А она лишь кивнула в ответ и, сильнее прижав меня к себе, зарыдала, увлажняя своими слезами мою рубашку. Я и сам едва не заплакал от радости, чувствуя себя смущенным, но спустя недолгое время она перестала плакать и, отпустив меня, принялась вытирать глаза.
— О Давиот, ты вернулся, вырос-то как! Останешься? — принялась выпаливать она.
— Очень ненадолго, — ответил я, неожиданно чувствуя себя ужасно грубым оттого, что приходится омрачать радость матери известием о своем скором отъезде. — Мне предписано ехать на север, сначала в Камбар, а потом и дальше.
Она смотрела на меня таким взглядом, каким смотрят только матери.
— Ты вырос, — снова сказала она. — Так солидно смотришься с этой твоей замечательной лошадью. Это посох Сказителя? Ты все-таки стал Летописцем?

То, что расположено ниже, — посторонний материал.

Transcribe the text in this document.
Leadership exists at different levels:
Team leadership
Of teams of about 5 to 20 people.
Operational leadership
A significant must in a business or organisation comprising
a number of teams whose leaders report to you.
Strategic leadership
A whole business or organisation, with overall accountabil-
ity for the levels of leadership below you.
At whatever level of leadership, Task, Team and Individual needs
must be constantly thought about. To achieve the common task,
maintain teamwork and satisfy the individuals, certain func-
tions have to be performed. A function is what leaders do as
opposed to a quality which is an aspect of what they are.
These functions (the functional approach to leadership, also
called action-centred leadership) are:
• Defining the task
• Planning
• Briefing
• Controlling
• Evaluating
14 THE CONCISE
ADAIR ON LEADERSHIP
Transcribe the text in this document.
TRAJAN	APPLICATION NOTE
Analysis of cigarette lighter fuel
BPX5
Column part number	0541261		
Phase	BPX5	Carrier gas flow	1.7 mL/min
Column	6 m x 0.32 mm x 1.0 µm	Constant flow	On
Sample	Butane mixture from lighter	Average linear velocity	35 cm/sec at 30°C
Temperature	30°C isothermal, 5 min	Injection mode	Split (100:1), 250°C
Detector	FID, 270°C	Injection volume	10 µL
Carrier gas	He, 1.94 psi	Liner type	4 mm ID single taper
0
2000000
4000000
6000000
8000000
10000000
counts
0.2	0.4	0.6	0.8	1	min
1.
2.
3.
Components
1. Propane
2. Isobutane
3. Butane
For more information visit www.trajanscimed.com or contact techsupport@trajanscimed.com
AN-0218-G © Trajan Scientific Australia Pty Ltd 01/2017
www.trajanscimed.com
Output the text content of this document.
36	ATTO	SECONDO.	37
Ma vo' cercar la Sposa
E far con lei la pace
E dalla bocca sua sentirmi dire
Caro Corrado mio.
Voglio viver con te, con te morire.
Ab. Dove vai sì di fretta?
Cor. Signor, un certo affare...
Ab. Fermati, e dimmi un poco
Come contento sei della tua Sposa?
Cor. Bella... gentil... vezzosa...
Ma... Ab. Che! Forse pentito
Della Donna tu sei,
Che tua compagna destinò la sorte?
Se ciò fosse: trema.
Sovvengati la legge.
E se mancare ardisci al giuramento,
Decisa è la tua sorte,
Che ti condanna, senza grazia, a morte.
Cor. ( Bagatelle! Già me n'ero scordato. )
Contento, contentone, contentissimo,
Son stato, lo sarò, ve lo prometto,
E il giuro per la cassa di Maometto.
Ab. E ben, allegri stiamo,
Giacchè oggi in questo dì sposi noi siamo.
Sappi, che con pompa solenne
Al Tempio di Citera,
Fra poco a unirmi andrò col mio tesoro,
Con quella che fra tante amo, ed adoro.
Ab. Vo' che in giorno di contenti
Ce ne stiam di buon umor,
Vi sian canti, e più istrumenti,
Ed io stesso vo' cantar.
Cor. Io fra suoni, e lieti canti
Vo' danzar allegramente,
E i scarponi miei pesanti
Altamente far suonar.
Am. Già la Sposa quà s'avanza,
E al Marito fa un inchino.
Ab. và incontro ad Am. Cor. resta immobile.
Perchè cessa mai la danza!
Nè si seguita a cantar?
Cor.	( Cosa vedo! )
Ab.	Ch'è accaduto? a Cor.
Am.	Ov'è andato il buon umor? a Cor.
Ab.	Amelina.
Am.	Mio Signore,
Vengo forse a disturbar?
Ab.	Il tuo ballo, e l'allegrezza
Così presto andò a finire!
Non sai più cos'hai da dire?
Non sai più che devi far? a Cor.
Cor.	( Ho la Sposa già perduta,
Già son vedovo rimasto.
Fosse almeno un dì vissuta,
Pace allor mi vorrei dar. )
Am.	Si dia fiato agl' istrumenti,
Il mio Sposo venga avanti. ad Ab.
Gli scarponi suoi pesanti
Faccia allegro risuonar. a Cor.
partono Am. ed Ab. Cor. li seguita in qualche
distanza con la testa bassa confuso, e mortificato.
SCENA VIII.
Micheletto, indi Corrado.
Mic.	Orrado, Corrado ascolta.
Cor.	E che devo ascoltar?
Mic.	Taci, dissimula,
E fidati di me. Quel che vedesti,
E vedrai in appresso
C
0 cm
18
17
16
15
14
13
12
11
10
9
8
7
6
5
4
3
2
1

— Да, — ответил я, и она просияла.
— Отец будет так рад! — Она потрепала меня по щеке. — Я так горжусь. Наш Давиот — Сказитель!
Я пожал плечами, совершенно смутившись, и спросил:
— А где па?
— На берегу, — отвечала она. — Как он обрадуется, Давиот, как обрадуется!
Я спросил:
— А Делия и Тониум? Где они?
Моя мать заморгала ресницами, коротко вздохнула, и в глазах ее я увидел боль.
— Тониум утонул, — сказала она, и я почувствовал грусть, хотя и не слишком любил брата, как, впрочем, и он меня. — Делия вышла за парня из Камбара, Кэна, и живет теперь там.
Я сказал:
— Прости меня, я ничего не знал про Тониума.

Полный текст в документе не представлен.